Au registre des erreurs et insuffisances sous Jospin, F. Hollande verse : « le silence sur la présence de l’Etat dans le capital de certaines entreprises » (p. 99) ; le fait d’avoir oublié de « redéfinir avec nos partenaires le pacte majoritaire au milieu de la législature et d’ouvrir un dialogue avec les organisations syndicales » (p. 111) ; les questions de l’immigration, qui donnent à la gauche mauvaise conscience ; le traitement du dossier corse (affaire Bonnet) ; le coup du quinquennat avec inversion du calendrier législatives / présidentielle ; l’organisation confuse de la campagne de 2002.

Les difficultés de la direction du PS

F. Hollande défend dans ce livre une seule ligne : il fut le chef de parti soucieux de synthèse et d’unité, mais sans se sacrifier pour autant, tout en décidant en fonction de l’intérêt supérieur du parti.

Il déclare avoir voulu rompre avec la logique des courants : « je n’ai jamais voulu être un chef de courant …je voulais sortir le PS de ces jeux » (p. 100). Echec complet !
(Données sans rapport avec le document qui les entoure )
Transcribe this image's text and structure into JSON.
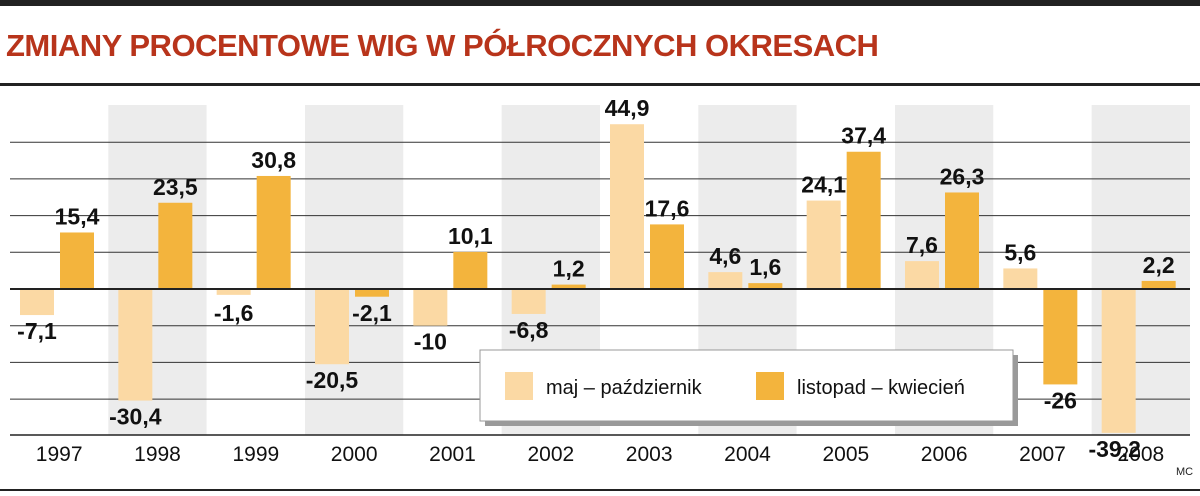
{
  "title": "ZMIANY PROCENTOWE WIG W PÓŁROCZNYCH OKRESACH",
  "credit": "MC",
  "colors": {
    "title": "#b8341b",
    "series_a": "#fbd9a4",
    "series_b": "#f3b43d",
    "stripe_light": "#ffffff",
    "stripe_dark": "#ececec",
    "grid": "#333333"
  },
  "legend": {
    "series_a_label": "maj – październik",
    "series_b_label": "listopad – kwiecień"
  },
  "chart_data": {
    "type": "bar",
    "categories": [
      "1997",
      "1998",
      "1999",
      "2000",
      "2001",
      "2002",
      "2003",
      "2004",
      "2005",
      "2006",
      "2007",
      "2008"
    ],
    "series": [
      {
        "name": "maj – październik",
        "values": [
          -7.1,
          -30.4,
          -1.6,
          -20.5,
          -10,
          -6.8,
          44.9,
          4.6,
          24.1,
          7.6,
          5.6,
          -39.2
        ],
        "labels": [
          "-7,1",
          "-30,4",
          "-1,6",
          "-20,5",
          "-10",
          "-6,8",
          "44,9",
          "4,6",
          "24,1",
          "7,6",
          "5,6",
          "-39,2"
        ]
      },
      {
        "name": "listopad – kwiecień",
        "values": [
          15.4,
          23.5,
          30.8,
          -2.1,
          10.1,
          1.2,
          17.6,
          1.6,
          37.4,
          26.3,
          -26,
          2.2
        ],
        "labels": [
          "15,4",
          "23,5",
          "30,8",
          "-2,1",
          "10,1",
          "1,2",
          "17,6",
          "1,6",
          "37,4",
          "26,3",
          "-26",
          "2,2"
        ]
      }
    ],
    "ylim": [
      -40,
      50
    ],
    "grid": true,
    "legend_position": "bottom-center"
  }
}
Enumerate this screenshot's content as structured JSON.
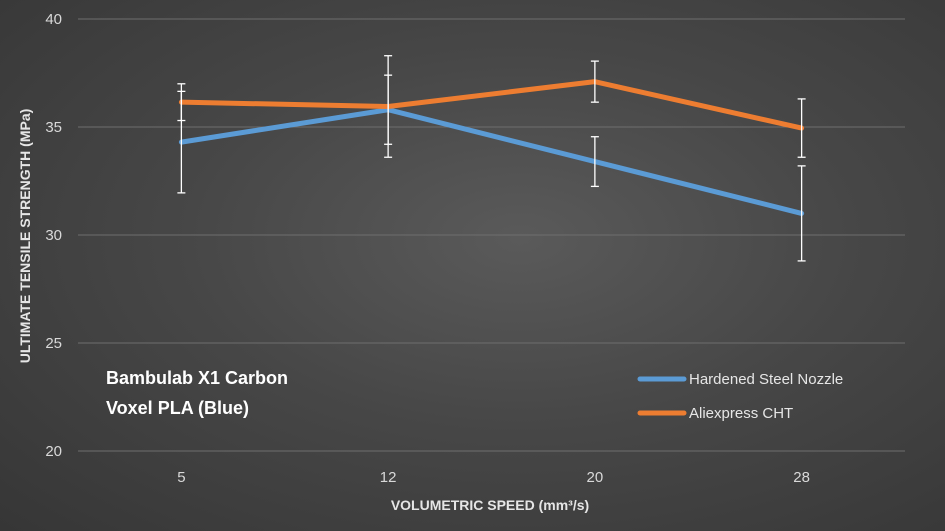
{
  "chart_data": {
    "type": "line",
    "title": "",
    "xlabel": "VOLUMETRIC SPEED (mm³/s)",
    "ylabel": "ULTIMATE TENSILE STRENGTH (MPa)",
    "ylim": [
      20,
      40
    ],
    "yticks": [
      "20",
      "25",
      "30",
      "35",
      "40"
    ],
    "categories": [
      "5",
      "12",
      "20",
      "28"
    ],
    "grid": true,
    "legend_position": "bottom-right",
    "annotation": [
      "Bambulab X1 Carbon",
      "Voxel PLA (Blue)"
    ],
    "series": [
      {
        "name": "Hardened Steel Nozzle",
        "color": "#5b9bd5",
        "values": [
          34.3,
          35.8,
          33.4,
          31.0
        ],
        "errors": [
          2.35,
          1.6,
          1.15,
          2.2
        ]
      },
      {
        "name": "Aliexpress CHT",
        "color": "#ed7d31",
        "values": [
          36.15,
          35.95,
          37.1,
          34.95
        ],
        "errors": [
          0.85,
          2.35,
          0.95,
          1.35
        ]
      }
    ]
  }
}
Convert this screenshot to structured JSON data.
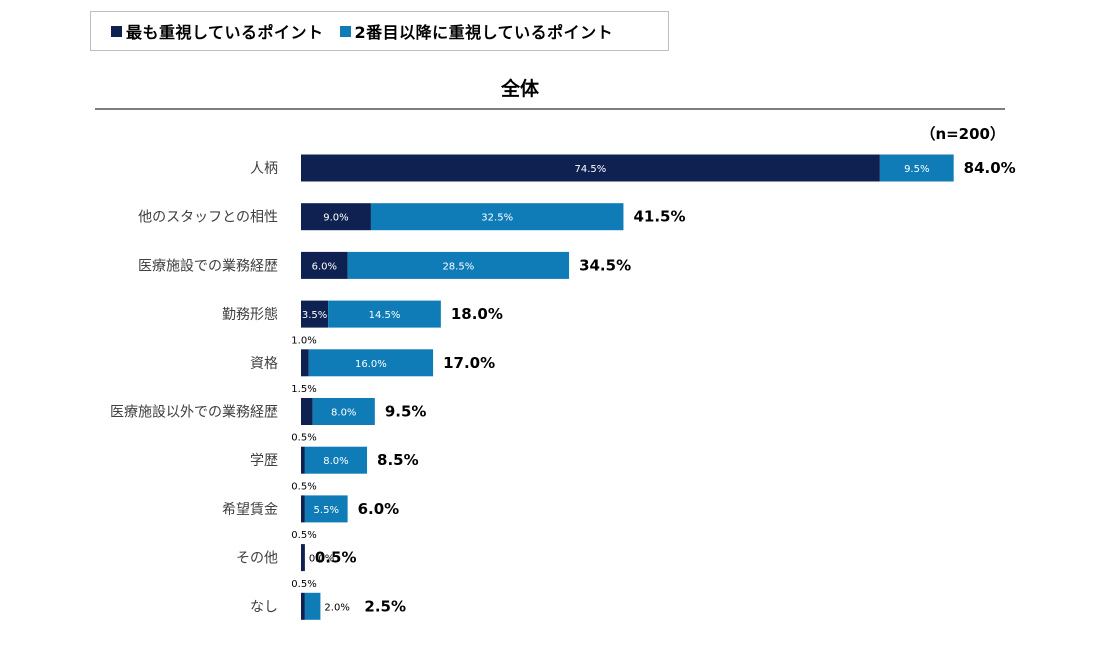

Concernant les Européennes de 2005, il signale avoir en vain voulu sanctionner Mélenchon sur son comportement : « Les tenants du non étaient solidaires et, au sein du oui, les amis de D. Strauss - Kahn ne voulaient pas entrer dans une logique disciplinaire. Le manquement au respect du vote des adhérents devenait ainsi impuni. Et la brèche fut ouverte pour toutes les transgressions » (p. 252). Il nomme ce comportement, de la « pusillanimité » (p. 252) et dénonce les socialistes recouvrant les affiches de leur propre parti. En ce sens pour lui, « l’élection présidentielle de 2007 s’est jouée en 2005 » (p.254), dans ce refus d’accepter la décision commune qui va devenir par la suite une funeste habitude. En somme, « le problème majeur des socialistes, c’est leur individualisme…la logique du chacun pour soi » (p. 302).

Enfin, il déplore que le Premier secrétaire du parti ne sois plus considéré comme le candidat naturel à l’élection présidentielle : « c’est bien le problème du Parti socialiste depuis 2002. Son chef n’est plus considéré comme présidentiable » (p. 264).